MOOT gallery has moved to a new location within Nottingham and the new gallery space opens with a solo exhibition of work by established midlands artist Tomas Chaffe. His work frequently responds directly to the gallery space within which it is situated, Chaffe has developed a strong and impressive practice which often treats the gallery as a site. The show is very minimal and many of his works are made with an aesthetic that attempts to hide and blend in with the gallery.

The only obvious presence upon entry is a large white box scratched and gorged with a variety of awkward marks that we recognise from neglected walls or corridors where furniture has been moved several times. 192x1713x630mm (The Largest Possible Plinth To Enter The Gallery Space Without Altering The Fabric Of The Building) is a self-explanatory sculpture. Many of his works exist as objects formed from following a simple idea or motive. With this piece he has exposed the spatial limits that the gallery space imposes upon the possibilities of display through a menial task: that of measuring making and moving.
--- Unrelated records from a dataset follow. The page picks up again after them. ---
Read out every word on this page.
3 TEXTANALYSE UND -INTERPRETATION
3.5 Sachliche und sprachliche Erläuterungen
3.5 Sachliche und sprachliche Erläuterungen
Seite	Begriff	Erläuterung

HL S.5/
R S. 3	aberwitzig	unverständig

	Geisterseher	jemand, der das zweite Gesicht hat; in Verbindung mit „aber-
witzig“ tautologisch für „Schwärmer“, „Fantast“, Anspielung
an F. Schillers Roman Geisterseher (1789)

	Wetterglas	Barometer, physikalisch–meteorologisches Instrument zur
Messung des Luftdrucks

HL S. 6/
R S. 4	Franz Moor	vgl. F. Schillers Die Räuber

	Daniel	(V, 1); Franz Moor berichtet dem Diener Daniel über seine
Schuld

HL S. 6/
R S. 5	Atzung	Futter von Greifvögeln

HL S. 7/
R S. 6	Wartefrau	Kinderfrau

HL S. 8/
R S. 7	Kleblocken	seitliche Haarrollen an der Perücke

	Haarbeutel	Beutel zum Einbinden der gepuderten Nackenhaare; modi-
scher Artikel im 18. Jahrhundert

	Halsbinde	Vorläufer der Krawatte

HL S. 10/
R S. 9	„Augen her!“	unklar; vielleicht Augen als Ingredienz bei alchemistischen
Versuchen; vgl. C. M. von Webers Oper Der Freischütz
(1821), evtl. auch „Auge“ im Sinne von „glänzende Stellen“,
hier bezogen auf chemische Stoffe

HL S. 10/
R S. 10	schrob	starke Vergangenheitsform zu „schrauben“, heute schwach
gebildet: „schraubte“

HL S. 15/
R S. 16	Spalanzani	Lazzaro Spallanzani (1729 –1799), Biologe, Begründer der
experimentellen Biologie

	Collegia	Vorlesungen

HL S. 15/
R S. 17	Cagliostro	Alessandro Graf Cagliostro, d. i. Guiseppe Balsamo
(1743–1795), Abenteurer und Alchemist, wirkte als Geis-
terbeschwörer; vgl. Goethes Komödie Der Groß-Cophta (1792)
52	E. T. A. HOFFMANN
The work produced is informed by and limited to, the extremities the exhibition space possesses.

Even with the list of works and map some pieces can be hard to find and the gallery as a whole appears unfinished or empty. These hard to recognise works embody the argument of the Gettier Problem beautifully. Considering that the gallery has just opened, the thought rests in the back of your mind that while it is unlikely, it is possible that some things may not have been finished quite as intended in time for the opening night, a context to which some of these works are enhanced by. Double-takes may only appear after an impressive amount of investigation because many of his works can appear much like something other than artwork, as things appropriate to the space but which have a slight awkwardness about them, as if they have malfunctioned.

He has managed in this show and in previous exhibitions to simulate and allude to an environment that we might not desire to inhabit for very long. In 2007 he installed a series of ceiling props at Surface Gallery (Nottingham) that appeared to be supporting the ceiling. The gallery was in the basement of a five-storey building and the evenly spaced props appeared to be retaining the strength of the building. They convincingly looked real and simultaneously insufficient to this purpose, thus making the space more than uninviting. Chaffe performed the unnecessary with extravagance and succeeded in misleading his audience; temporarily removing them from the mindset of being within a gallery.

Amongst this show of physical responses to the gallery space a few works want to speak about quantity, value and the monetary side of art. The Perspex collection box by the entrance Viewer Added Value (Artist Run Gallery) collects change from more generous visitors. It is not part of the gallery, but a simple device by Chaffe, which without much immediate urgency comments on the position money has within this environment. Losing Costs is an illuminated desk globe which sits on a windowsill and has its energy consumption highlighted by a wattage meter. It has been on from the opening night and left on up until the show closes. Progress Report; a bound paper book containing all the proposals for developments currently waiting for planning permission approval within Nottinghamshire, take our thoughts else-where and lead them away from the gallery. It is with a slight sense of relief that these works have taken a new direction; it would be unfortunate to see another artist become bogged down in making repeats or slight variations on finished pieces of previous work. I think that the work which is more traditional of Chaffe is more accomplished, but I am intrigued by these new avenues he is exploring and look forwards to seeing how they develop.